Annual Duck Drive Earl Plato
It was early in the New Year , 2009. Elaine and I had not done one of our Niagara Duck Drives. Today, December 28th we started out from Fort Erie to Niagara-on-the-Lake. With bird glasses and camera we drove on an overcast day. The Niagara was glassy and peaceful. Canada geese and mallards in Fort Erie/ Then we saw them near Black Creek. It was not what I call a ‘raft” but a great multitude of ducks with swans and Canada geese mingled in. Thousands - no exaggeration. Canvas backs. common mergansers, buffleheads, scaups and did I see a harlequin duck? Elaine says “no.”Gulls at Niagara and Sir Adam Beck. Plenty of ring-bills, black backs and others. On to Niagara-on-the-Lake. River waters unusually calm. Car windows down. Would we hear the piercing call of the Long tails (Old Squaws)? Not a sound - not one in sight! More ducks? Yes. Last year traveling the Niagara parkway heading north we came upon an impressive sight. I photographed a raft of canvasbacks. We estimated at least 500 stretching in a long line on the edge of our Canadian shore line. There interspersed in smaller numbers in that raft were other ducks, the redhead. The redhead is a first-cousin to the canvasback. The redhead is an exceptional diver and flyer we are told. Short legs set to the rear of its body and its webbed feet mean that it is somewhat ungainly on land but in water or in air it’s a speedster. Why the Niagara? Redheads feed by diving as deep as 4 metres (14 feet).

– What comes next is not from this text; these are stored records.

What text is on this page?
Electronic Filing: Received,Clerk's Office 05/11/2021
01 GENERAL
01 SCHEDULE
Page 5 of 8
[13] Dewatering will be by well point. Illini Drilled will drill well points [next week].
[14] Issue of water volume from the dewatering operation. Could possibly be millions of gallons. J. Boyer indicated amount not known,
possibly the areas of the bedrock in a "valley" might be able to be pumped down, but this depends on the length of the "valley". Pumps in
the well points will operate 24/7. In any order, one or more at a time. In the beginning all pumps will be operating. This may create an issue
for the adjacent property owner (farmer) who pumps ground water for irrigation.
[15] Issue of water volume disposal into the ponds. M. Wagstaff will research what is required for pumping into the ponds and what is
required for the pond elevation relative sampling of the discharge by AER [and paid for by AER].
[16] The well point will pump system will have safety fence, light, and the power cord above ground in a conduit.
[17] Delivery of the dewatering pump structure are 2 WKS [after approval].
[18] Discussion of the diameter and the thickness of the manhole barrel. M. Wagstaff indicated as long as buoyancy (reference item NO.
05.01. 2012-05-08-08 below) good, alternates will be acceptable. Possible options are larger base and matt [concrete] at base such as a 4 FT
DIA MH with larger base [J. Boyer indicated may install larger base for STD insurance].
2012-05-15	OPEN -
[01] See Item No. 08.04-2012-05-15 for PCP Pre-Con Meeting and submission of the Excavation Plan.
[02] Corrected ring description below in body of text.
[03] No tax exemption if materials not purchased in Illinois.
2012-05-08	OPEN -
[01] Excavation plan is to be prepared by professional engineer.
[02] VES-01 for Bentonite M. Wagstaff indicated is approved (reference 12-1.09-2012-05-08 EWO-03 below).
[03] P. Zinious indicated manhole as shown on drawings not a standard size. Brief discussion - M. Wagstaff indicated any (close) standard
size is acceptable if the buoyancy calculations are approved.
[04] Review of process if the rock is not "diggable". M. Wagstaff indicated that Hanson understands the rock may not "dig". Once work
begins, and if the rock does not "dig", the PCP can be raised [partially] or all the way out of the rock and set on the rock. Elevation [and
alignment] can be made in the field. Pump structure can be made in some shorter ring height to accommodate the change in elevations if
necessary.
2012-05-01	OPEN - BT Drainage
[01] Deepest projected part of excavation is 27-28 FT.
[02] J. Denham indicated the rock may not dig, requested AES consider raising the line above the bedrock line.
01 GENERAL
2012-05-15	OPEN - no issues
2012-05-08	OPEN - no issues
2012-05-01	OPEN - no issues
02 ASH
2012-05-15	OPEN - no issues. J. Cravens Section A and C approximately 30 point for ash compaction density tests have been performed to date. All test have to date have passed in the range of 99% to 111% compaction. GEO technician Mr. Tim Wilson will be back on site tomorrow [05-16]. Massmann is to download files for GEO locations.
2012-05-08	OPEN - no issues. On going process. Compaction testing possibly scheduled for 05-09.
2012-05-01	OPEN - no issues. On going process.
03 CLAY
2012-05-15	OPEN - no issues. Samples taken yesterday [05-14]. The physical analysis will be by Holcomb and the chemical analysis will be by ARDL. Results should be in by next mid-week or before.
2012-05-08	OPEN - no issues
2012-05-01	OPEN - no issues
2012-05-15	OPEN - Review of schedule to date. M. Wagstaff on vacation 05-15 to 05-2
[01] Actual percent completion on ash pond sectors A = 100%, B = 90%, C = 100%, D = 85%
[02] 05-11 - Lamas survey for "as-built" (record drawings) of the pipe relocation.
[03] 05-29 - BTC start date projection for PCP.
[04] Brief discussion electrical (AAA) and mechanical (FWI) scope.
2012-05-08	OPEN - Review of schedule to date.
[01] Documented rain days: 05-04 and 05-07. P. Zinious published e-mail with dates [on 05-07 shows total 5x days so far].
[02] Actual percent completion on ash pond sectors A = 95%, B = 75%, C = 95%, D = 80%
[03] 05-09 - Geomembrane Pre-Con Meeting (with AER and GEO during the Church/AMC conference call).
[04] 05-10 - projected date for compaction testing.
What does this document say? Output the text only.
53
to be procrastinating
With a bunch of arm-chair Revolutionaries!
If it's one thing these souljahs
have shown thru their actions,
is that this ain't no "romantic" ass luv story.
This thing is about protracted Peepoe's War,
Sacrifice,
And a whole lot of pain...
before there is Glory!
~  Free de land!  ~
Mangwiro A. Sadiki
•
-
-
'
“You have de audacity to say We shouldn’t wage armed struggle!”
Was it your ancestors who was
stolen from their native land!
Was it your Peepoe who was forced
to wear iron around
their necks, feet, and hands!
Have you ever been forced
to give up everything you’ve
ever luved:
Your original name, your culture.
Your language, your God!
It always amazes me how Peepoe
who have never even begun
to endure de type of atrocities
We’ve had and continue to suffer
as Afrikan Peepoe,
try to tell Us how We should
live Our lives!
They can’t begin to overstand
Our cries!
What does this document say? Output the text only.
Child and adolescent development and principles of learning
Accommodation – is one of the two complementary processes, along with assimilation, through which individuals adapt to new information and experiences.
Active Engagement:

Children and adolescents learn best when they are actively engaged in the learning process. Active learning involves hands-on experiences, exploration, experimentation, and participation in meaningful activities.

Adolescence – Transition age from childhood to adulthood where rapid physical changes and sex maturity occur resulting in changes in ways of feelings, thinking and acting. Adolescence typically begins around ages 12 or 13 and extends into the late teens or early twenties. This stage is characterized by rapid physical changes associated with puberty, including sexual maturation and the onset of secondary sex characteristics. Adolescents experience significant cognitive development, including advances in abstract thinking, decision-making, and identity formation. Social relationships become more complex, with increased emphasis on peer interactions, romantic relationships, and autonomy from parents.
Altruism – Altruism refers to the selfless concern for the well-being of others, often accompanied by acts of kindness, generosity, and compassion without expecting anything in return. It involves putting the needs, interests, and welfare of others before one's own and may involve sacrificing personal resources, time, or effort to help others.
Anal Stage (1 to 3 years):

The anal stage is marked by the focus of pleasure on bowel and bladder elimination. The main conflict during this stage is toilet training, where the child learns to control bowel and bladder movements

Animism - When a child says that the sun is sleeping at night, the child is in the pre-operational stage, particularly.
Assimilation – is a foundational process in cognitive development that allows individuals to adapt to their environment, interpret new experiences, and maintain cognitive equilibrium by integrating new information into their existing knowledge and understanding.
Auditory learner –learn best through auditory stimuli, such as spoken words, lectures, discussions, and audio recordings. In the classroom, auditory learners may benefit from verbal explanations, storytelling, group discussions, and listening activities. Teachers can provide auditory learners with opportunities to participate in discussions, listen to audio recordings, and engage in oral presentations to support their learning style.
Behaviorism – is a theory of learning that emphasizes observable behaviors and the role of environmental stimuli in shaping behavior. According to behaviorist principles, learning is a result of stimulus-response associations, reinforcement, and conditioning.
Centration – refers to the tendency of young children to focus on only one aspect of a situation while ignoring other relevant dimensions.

This capacity for diving depths allows it to fill its diet with 90% aquatic plant material. The Niagara river shoreland has an abundance of water plant food. The redhead consumes more such plant material well above the average for ducks. My question: Why don’t we see more redheads on the Niagara? In the air the redhead can reach speeds in excess of 80 kilometres per hour. That’s over 50 miles an hour! So? Listen, it’s an obvious asset for a duck that migrates such distances. “Survival of the faster,” I say. Hunters have to react in an instance. Then I recalled some of these colourful birds taking off. Know what I mean? On takeoffs they seem to literally run across the water surface for several metres before gaining the necessary momentum to take flight. Susceptible to the hunter’s gun? I would say so. Travel the Niagara and look and listen for our wintering ducks.